HYPEREMIA AND CONGESTION

The terms hyperemia and congestion both indicate a local increased volume of blood in a particular tissue. Hyperemia is an active process resulting from augmented blood flow due to arteriolar dilation (e.g., at sites of inflammation or in skeletal muscle during exercise). The affected tissue is redder than normal because of engorgement with oxygenated blood. Congestion is a passive process resulting from impaired venous return out of a tissue. It may occur systemically, as in cardiac failure, or it may be local, resulting from an isolated venous obstruction. The tissue has a blue-red color (cyanosis), especially as worsening congestion leads to accumulation of deoxygenated hemoglobin in the affected tissues (Fig. 4-3).

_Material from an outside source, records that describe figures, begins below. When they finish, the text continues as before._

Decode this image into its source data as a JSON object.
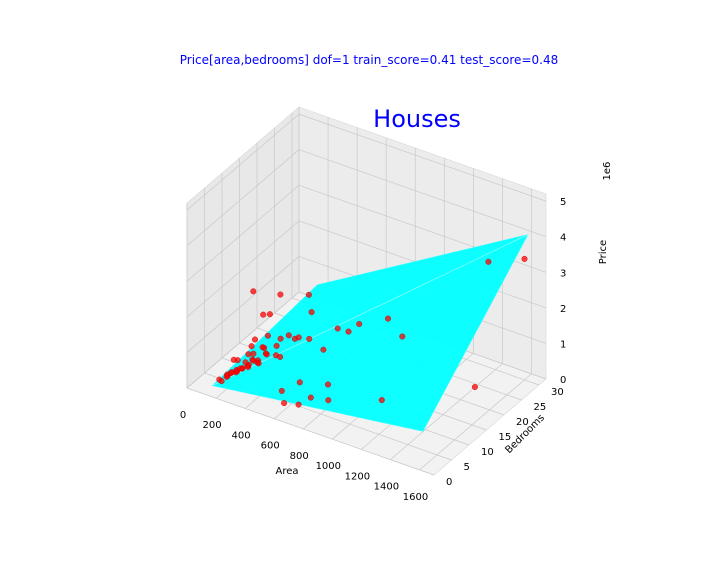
{
  "chart_data": {
    "type": "scatter",
    "projection": "3d",
    "suptitle": "Price[area,bedrooms]  dof=1  train_score=0.41  test_score=0.48",
    "title": "Houses",
    "xlabel": "Area",
    "ylabel": "Bedrooms",
    "zlabel": "Price",
    "z_offset_label": "1e6",
    "xlim": [
      0,
      1700
    ],
    "ylim": [
      0,
      32
    ],
    "zlim": [
      0,
      5.2
    ],
    "xticks": [
      0,
      200,
      400,
      600,
      800,
      1000,
      1200,
      1400,
      1600
    ],
    "yticks": [
      0,
      5,
      10,
      15,
      20,
      25,
      30
    ],
    "zticks": [
      0,
      1,
      2,
      3,
      4,
      5
    ],
    "grid": true,
    "colors": {
      "points": "#ff0000",
      "surface": "#00ffff",
      "suptitle": "#0000ff",
      "title": "#0000ff",
      "pane": "#f2f2f2"
    },
    "points": [
      {
        "x": 150,
        "y": 3,
        "z": 0.2
      },
      {
        "x": 180,
        "y": 4,
        "z": 0.3
      },
      {
        "x": 200,
        "y": 3,
        "z": 0.35
      },
      {
        "x": 220,
        "y": 5,
        "z": 0.4
      },
      {
        "x": 240,
        "y": 4,
        "z": 0.45
      },
      {
        "x": 260,
        "y": 5,
        "z": 0.5
      },
      {
        "x": 280,
        "y": 6,
        "z": 0.55
      },
      {
        "x": 300,
        "y": 5,
        "z": 0.6
      },
      {
        "x": 320,
        "y": 7,
        "z": 0.65
      },
      {
        "x": 340,
        "y": 6,
        "z": 0.7
      },
      {
        "x": 350,
        "y": 8,
        "z": 0.8
      },
      {
        "x": 380,
        "y": 7,
        "z": 0.9
      },
      {
        "x": 400,
        "y": 9,
        "z": 1.0
      },
      {
        "x": 420,
        "y": 8,
        "z": 0.85
      },
      {
        "x": 200,
        "y": 6,
        "z": 0.25
      },
      {
        "x": 250,
        "y": 7,
        "z": 0.4
      },
      {
        "x": 300,
        "y": 8,
        "z": 0.45
      },
      {
        "x": 160,
        "y": 5,
        "z": 0.15
      },
      {
        "x": 190,
        "y": 2,
        "z": 0.3
      },
      {
        "x": 230,
        "y": 3,
        "z": 0.5
      },
      {
        "x": 270,
        "y": 4,
        "z": 0.6
      },
      {
        "x": 310,
        "y": 3,
        "z": 0.75
      },
      {
        "x": 330,
        "y": 5,
        "z": 0.85
      },
      {
        "x": 360,
        "y": 4,
        "z": 0.95
      },
      {
        "x": 210,
        "y": 8,
        "z": 0.35
      },
      {
        "x": 240,
        "y": 9,
        "z": 0.55
      },
      {
        "x": 290,
        "y": 10,
        "z": 0.7
      },
      {
        "x": 260,
        "y": 2,
        "z": 0.65
      },
      {
        "x": 180,
        "y": 7,
        "z": 0.45
      },
      {
        "x": 300,
        "y": 6,
        "z": 1.1
      },
      {
        "x": 350,
        "y": 3,
        "z": 1.2
      },
      {
        "x": 400,
        "y": 5,
        "z": 1.3
      },
      {
        "x": 420,
        "y": 2,
        "z": 1.8
      },
      {
        "x": 380,
        "y": 6,
        "z": 2.1
      },
      {
        "x": 360,
        "y": 4,
        "z": 2.9
      },
      {
        "x": 450,
        "y": 8,
        "z": 2.6
      },
      {
        "x": 500,
        "y": 6,
        "z": 1.6
      },
      {
        "x": 550,
        "y": 8,
        "z": 1.5
      },
      {
        "x": 600,
        "y": 10,
        "z": 1.4
      },
      {
        "x": 520,
        "y": 5,
        "z": 1.2
      },
      {
        "x": 480,
        "y": 12,
        "z": 1.1
      },
      {
        "x": 650,
        "y": 12,
        "z": 1.0
      },
      {
        "x": 700,
        "y": 14,
        "z": 1.5
      },
      {
        "x": 750,
        "y": 15,
        "z": 1.4
      },
      {
        "x": 800,
        "y": 16,
        "z": 1.6
      },
      {
        "x": 580,
        "y": 3,
        "z": 0.5
      },
      {
        "x": 620,
        "y": 2,
        "z": 0.3
      },
      {
        "x": 680,
        "y": 4,
        "z": 0.8
      },
      {
        "x": 720,
        "y": 2,
        "z": 0.4
      },
      {
        "x": 780,
        "y": 3,
        "z": 0.6
      },
      {
        "x": 850,
        "y": 5,
        "z": 0.9
      },
      {
        "x": 900,
        "y": 3,
        "z": 0.7
      },
      {
        "x": 950,
        "y": 18,
        "z": 1.8
      },
      {
        "x": 1000,
        "y": 20,
        "z": 1.2
      },
      {
        "x": 1100,
        "y": 10,
        "z": 0.4
      },
      {
        "x": 1500,
        "y": 20,
        "z": 0.5
      },
      {
        "x": 1400,
        "y": 28,
        "z": 3.2
      },
      {
        "x": 1600,
        "y": 30,
        "z": 3.4
      },
      {
        "x": 550,
        "y": 12,
        "z": 2.4
      },
      {
        "x": 450,
        "y": 5,
        "z": 2.3
      },
      {
        "x": 250,
        "y": 3,
        "z": 0.9
      },
      {
        "x": 340,
        "y": 9,
        "z": 1.2
      },
      {
        "x": 460,
        "y": 10,
        "z": 1.3
      },
      {
        "x": 520,
        "y": 14,
        "z": 1.7
      }
    ],
    "surface": {
      "type": "fitted-plane",
      "corners": [
        {
          "x": 150,
          "y": 1,
          "z": 0.2
        },
        {
          "x": 1600,
          "y": 1,
          "z": 1.0
        },
        {
          "x": 1600,
          "y": 31,
          "z": 4.0
        },
        {
          "x": 150,
          "y": 31,
          "z": 0.5
        }
      ]
    }
  }
}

Congestion of capillary beds is closely related to the development of edema, so that congestion and edema commonly occur together. In long-standing congestion, called chronic passive congestion, the stasis of poorly oxygenated blood causes chronic hypoxia, which in turn can result in degeneration or death of parenchymal cells and subsequent tissue fibrosis. Capillary rupture at such sites of chronic congestion can also cause small foci of hemorrhage; phagocytosis and catabolism of the erythrocyte debris can result in accumulations of hemosiderin-laden macrophages.

Morphology

Cut surfaces of hyperemic or congested tissues are hemorrhagic and wet. Microscopically, acute pulmonary congestion is characterized by alveolar capillaries engorged with blood; there may also be associated alveolar septal edema and/or focal minute intra-alveolar hemorrhage. In chronic pulmonary congestion the septa become thickened and fibrotic, and the alveolar spaces may contain numerous hemosiderin-laden macrophages ("heart failure cells"). In acute hepatic congestion the central vein and sinusoids are distended with blood, and there may even be central hepatocyte degeneration; the periportal hepatocytes, better oxygenated because of their proximity to hepatic arterioles, undergo less severe hypoxia and may develop only fatty change. In chronic passive congestion of the liver the central regions of the hepatic lobules are grossly red-brown and slightly depressed (because of a loss of cells) and are accentuated against the surrounding zones of uncongested tan, sometimes fatty, liver ("nutmeg liver"; Fig. 4-4A). Microscopically, there is centrilobular necrosis with hepatocyte drop-out, hemorrhage, and hemosiderin-laden macrophages (Fig. 4-4B). In long-standing, severe hepatic congestion (most commonly associated with heart failure), hepatic fibrosis ("cardiac cirrhosis") can develop. It is important to note that because the central portion of the hepatic lobule is the last to receive blood, centrilobular necrosis can also occur whenever there is reduced hepatic blood flow (including shock from any cause); there need not be previous hepatic congestion.

Figure 4-3 Hyperemia versus congestion. In both cases there is an increased volume and pressure of blood in a given tissue with associated capillary dilation and a potential for fluid extravasation. In hyperemia, increased inflow leads to engorgement with

oxygenated blood, resulting in erythema. In congestion, diminished outflow leads to a capillary bed swollen with deoxygenated venous blood and resulting in cyanosis.

Figure 4-4 Liver with chronic passive congestion and hemorrhagic necrosis. A, Central areas are red and slightly depressed compared with the surrounding tan viable parenchyma, forming a "nutmeg liver" pattern (so called because it resembles the alternating pattern of light and dark seen when a whole nutmeg is cut). B, Centrilobular necrosis with degenerating hepatocytes and hemorrhage. (Courtesy of Dr. James Crawford, Department of Pathology, University of Florida, Gainesville, Florida.)